Dies wird in der Ausstellung zunächst sinnfällig durch eine Vielzahl herrlicher Plastiken, die die menschliche Schönheit im idealisierten Ausdruck der Kunst, als Widerschein einer universalen kosmischen Harmonie preisen. Tatsächlich waren die Griechen besessen von der Gestaltung des Menschen. Man wird hier an Spengler erinnert, der als Ursymbol antiken Lebens die vollplastische Figur als „apollinisches Prinzip“ bestimmt hat. Die künstlerische Darstellung zielte auf einen idealen Realismus, wie es die Formgebung des „Doryphoros“ durch Polyklet beispielhaft zeigt. Diese Musterstatue ist das gestalterische Resultat vielfacher Vermessungen und geometrischer Rekonstruktion des menschlichen Körpers, um den idealen Entwurf der Natur, einen „Idealtyp“ von Leiblichkeit zu ermitteln. Im Kontrast von Ruhe und Bewegung ist der Körper mit sich im Einklang. Geschlossenheit, Natürlichkeit, Detail, Symmetrie und Rhythmus kennzeichnen die gesamte Klassik und begründeten ebenso die Porträtkunst wie die spätere Architekturentwicklung.
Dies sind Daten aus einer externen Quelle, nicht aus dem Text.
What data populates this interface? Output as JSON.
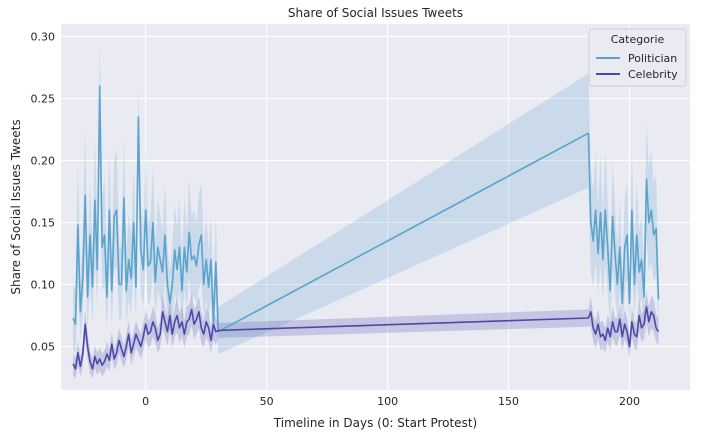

Herausragend der Parthenon auf der Akropolis, der in seiner endgültigen Form 433, nach dem Sieg der Stadt über Perser und Spartaner, fertiggestellt wurde. Hier präsentieren die Ausstellungsmacher große Modelle mit Originalstücken und Konstruktionszeichnungen. Ergänzt wird das Thema des gestalteten Raumes in der Darstellung des alltäglichen Wohnens: das Haus, die Innenräume und seine Bewohner. Ein benachbarter Komplex thematisiert „Politik und Öffentlichkeit“: Er behandelt das Demokratieproblem, analysiert die athenische Sozialstruktur, Religiosität und Kultausübung und wendet sich schließlich „Sport und Wettkampf“ zu. Das agonale Element des Griechentums fällt in der Tat auf, es verbindet sich mit dem maskulinen Aspekt und erfüllt sich im Ideal der „Kalokagathia“, die ebenso körperliche wie geistig-moralische Qualitäten ausdrückt: Tapferkeit, Tugend, Kraft und Schönheit des trainierten Körpers.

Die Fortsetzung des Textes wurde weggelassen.